By now, Chris Whitten had been conscripted to our vegetarian seditionary force and it was with him that we spent a good 90 minutes tromping up and down the Roppongi (Tokyo's menu mile) vainly looking for something foodish that didn't used to be alive.
And it was here that we discovered Food Fascism - yes of course, said the jaunty Italian restauranteur, we could eat veggie dishes; he had mucho, bene, veggie dishes, BUT only if we ordered at least one meat or fish dish to go with them. F*** it, we said in Italian, and quit.
And quit, or at least throw up, was what I wanted to do another night in Tokyo when sheer disbelief sent me to a traditional Japanese fish-house. The Japanese adore their fish, can't get enough of it. But they eat it with a relish and method that borders beyond barbarism.
Get this - there is a special fish, a dinky little goldfishy thing, that they breed there especially because it is small enough to be swallowed whole and alive. This is not some kinky cult; it is a big deal down Tokyo way to feel your meal wriggling in your throat, the Japanese say it gives an especial sensation.

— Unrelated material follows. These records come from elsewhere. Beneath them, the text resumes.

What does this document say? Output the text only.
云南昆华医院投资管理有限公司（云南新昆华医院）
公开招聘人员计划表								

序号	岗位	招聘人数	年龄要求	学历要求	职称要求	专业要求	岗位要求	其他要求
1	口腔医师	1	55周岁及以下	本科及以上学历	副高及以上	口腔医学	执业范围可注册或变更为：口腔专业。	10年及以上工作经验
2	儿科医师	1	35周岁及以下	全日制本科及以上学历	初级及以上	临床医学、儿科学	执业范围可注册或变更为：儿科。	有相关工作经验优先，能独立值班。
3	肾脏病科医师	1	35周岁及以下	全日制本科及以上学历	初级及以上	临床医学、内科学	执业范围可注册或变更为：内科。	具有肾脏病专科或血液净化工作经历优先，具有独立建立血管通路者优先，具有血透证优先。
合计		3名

Ordering vegetables and sternly warning my Japanese companions that severe violence would probably follow were either of them to start gobbling live guppies, I watched as businessmen plastered out of their skulls on Scotch, ate the traditional way. This involved a fish the size of a 4lb perch being netted out of the shallow moat that fronted the tables. Moments later, the fish appeared on a bed of lettuce, its mouth opening and closing and tail wriggling. For all the world, it was alive and intact -EXCEPT that the skin from its back had been removed and, I saw in horror, diners were invited to cut into its raw (and living) flesh and swallow it. Imagine some maniac taking slices of muscle and tendon out of your thigh with a chainsaw while you're concious - it's the same thing.
But there's a silver lining to all this, and it's the reason that none of us died of malnutrition months back. The silver lining's called Debbie and Karen and Karen (Caron?) and Jackie and Michelle - the tour's guardian angels from our caterers, Eat Your Hearts Out.
Between them, these five ladies kept us not just well-fed - but possibly better-fed than most any vegetarian on this globe.
Armed with Linda's cookbook and their own vegetarian passion that good food doesn't need any sprinkling of death, they changed eating on this tour from a necessity to a delight.
Daily they served up not just good food but great food that, as the anecdotes above bear testimony, was far and above better that many of the dishes prepared in some of the world's allegedly-finest restaurants.
Preparing, what, 15 main veggie dishes a day, they proved that on this, rock and roll's first thoroughly vegetarian tour.you could have none of the meat and lose none of the taste.Between them, they took the crankiness out what I believe in, they've converted carnivores and kept even the most blood-desperate meat-eaters among us more than satisfied.
If Macca's Green Army marched on its stomach, Debs and her girls kept us in step.
It's just such a bloody shame that the rest of the world thinks that's cranky.